Emerging from this drug induced haze, malaise, apathetic daze, it’s hard to want to do anything. Today I had a severe reaction to what I can only guess was caused by pain medication, Oxycodone to be exact. I’m not a medicine consumer. I had two natural childbirths and one of them in my own home and although I’ll take a sleep aid once or twice a year, ibuprofen is my drug of choice. So I was surprised to find myself covered in welts, looking like an avatar with the corners of my eyes and the bridge of my nose appearing as one facial feature, and itching uncontrollably, after scaling down my oxycodone intake to only two small pills at bedtime. Now it is after two in the morning and sleep eludes me. I am twelve days into my recovery after having a faulty artificial hip removed from my body in a revision surgery and replaced with a hopefully better model, and I’m angry.
Ironically the hip and site of the operation itself is not bothering me as much as a strange patch located just above my left knee on my quadriceps muscle. It is a site for searing pain that appears as fire, daggers and heat when I move my leg a certain way. Nerve pain. It causes blood-curdling, uncontrollable screams when it happens. I let one out at the medical center today after the nurse and my husband tried to get me off a ridiculously high examining table I had no business being on. I somehow managed to get on it without screaming. After several attempts at inserting an IV unsuccessfully, which required another nurse to give it a try, then lying for what seemed like an eternity on this sketchy, antiquated piece of medical hardware that was obviously not functioning, the contents of the IV dripping agonizingly slow, me completely uncomfortable, when it was time to be released, I couldn’t get off the table. All efforts to assist me were unsuccessful. I let out a good one. The nurse had no idea what to do and ended up leaving the room to let my husband and me deal with it. Soon we were walking, me hobbling along on crutches, out the door with the entire staff just looking at us as we exited their torture chamber. I guess blood curdling screams are not uncommon there. It did not really seem to faze anyone and to be honest, once the pain subsided, I kind of liked the feeling of this unbridled, wild and scary sound coming out of me.

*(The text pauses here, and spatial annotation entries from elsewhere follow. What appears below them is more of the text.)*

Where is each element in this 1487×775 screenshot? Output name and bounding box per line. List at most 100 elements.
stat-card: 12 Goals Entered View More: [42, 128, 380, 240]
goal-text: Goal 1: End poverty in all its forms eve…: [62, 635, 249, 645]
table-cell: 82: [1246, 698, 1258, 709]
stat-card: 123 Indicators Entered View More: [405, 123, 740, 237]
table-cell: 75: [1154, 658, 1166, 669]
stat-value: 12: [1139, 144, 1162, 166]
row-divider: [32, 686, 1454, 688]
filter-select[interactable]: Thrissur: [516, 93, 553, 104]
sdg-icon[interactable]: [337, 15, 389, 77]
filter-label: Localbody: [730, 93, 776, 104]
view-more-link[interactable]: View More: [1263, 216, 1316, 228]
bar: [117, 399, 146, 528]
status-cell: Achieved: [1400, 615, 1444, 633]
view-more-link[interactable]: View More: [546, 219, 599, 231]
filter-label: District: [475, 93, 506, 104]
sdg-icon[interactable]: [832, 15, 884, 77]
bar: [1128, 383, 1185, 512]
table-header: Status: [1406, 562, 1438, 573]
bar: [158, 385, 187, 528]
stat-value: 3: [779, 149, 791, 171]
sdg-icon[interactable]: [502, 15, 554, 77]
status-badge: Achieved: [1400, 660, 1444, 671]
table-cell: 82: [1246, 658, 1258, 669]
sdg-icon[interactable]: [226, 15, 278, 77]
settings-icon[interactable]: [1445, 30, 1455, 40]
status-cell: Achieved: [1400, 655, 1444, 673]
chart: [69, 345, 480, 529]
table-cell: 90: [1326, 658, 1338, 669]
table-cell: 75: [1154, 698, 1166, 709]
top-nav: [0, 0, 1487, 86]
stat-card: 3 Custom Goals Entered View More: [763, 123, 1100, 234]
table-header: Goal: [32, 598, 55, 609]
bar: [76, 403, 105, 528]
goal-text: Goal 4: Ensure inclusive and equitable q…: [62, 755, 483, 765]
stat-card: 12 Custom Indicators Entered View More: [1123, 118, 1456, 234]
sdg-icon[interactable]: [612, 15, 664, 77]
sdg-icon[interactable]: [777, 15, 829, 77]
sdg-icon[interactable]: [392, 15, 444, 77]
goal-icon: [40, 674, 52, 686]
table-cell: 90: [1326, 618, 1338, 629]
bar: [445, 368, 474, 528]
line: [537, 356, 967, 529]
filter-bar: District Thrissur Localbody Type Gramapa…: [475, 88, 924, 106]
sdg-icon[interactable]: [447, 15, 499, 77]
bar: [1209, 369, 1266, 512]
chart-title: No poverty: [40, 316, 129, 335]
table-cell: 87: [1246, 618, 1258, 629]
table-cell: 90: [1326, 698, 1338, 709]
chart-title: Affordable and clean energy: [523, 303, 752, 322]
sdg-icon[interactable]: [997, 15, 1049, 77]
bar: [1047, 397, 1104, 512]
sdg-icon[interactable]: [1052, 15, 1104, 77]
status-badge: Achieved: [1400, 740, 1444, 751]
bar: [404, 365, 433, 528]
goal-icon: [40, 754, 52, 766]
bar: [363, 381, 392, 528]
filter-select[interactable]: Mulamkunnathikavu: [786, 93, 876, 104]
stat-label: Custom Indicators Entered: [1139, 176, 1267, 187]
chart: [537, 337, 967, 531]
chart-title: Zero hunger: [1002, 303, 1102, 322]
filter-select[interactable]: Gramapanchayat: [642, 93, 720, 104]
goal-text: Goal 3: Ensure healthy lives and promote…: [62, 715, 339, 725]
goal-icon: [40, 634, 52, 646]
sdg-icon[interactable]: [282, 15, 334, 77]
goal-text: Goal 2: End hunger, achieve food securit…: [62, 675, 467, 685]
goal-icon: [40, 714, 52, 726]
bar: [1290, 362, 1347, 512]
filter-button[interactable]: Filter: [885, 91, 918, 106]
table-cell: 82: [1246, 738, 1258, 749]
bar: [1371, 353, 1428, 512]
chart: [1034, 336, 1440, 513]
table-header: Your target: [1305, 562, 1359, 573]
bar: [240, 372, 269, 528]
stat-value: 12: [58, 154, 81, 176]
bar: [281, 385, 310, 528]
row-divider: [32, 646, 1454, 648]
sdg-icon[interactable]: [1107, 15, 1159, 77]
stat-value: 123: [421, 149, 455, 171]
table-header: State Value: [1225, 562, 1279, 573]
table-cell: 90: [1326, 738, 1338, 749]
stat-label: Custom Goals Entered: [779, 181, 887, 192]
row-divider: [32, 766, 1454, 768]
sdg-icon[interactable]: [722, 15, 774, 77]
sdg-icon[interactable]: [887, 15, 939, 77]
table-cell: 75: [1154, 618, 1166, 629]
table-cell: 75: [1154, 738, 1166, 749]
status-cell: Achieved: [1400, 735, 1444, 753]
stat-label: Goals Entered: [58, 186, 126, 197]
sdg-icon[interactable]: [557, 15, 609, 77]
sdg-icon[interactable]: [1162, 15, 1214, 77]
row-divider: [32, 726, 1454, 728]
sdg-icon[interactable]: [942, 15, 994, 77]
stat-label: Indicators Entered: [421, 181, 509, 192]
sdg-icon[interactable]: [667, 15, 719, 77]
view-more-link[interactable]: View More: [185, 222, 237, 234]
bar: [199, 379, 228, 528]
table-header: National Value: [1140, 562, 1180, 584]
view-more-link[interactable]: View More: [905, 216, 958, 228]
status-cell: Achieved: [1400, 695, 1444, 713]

This entire journey from my first hip replacement surgery until today has been almost ten years. I was only 42 when I received my first hip replacement. The trauma and the drama around the recall, physical damage and physical and financial aftermath consumed the entirety of my forties. What should have been some of my best and vibrant years. Today I am 51. The damages I sustained from the second surgery have left me with a partially paralyzed left leg. I have to pick it up with my hands to put my shoes and socks on. I live with chronic nerve pain and hip joint pain that I manage with ibuprofen. With that said, I can walk and I can bike. I also recently became a certified yoga instructor, and although many of the postures are unavailable to me, I have a strong practice that I share with other people who have physical limitations and who are searching for a way to move their bodies as best they can.
Disclaimer: This narrative is not intended to represent any specific person or specific product. Names and details have been changed.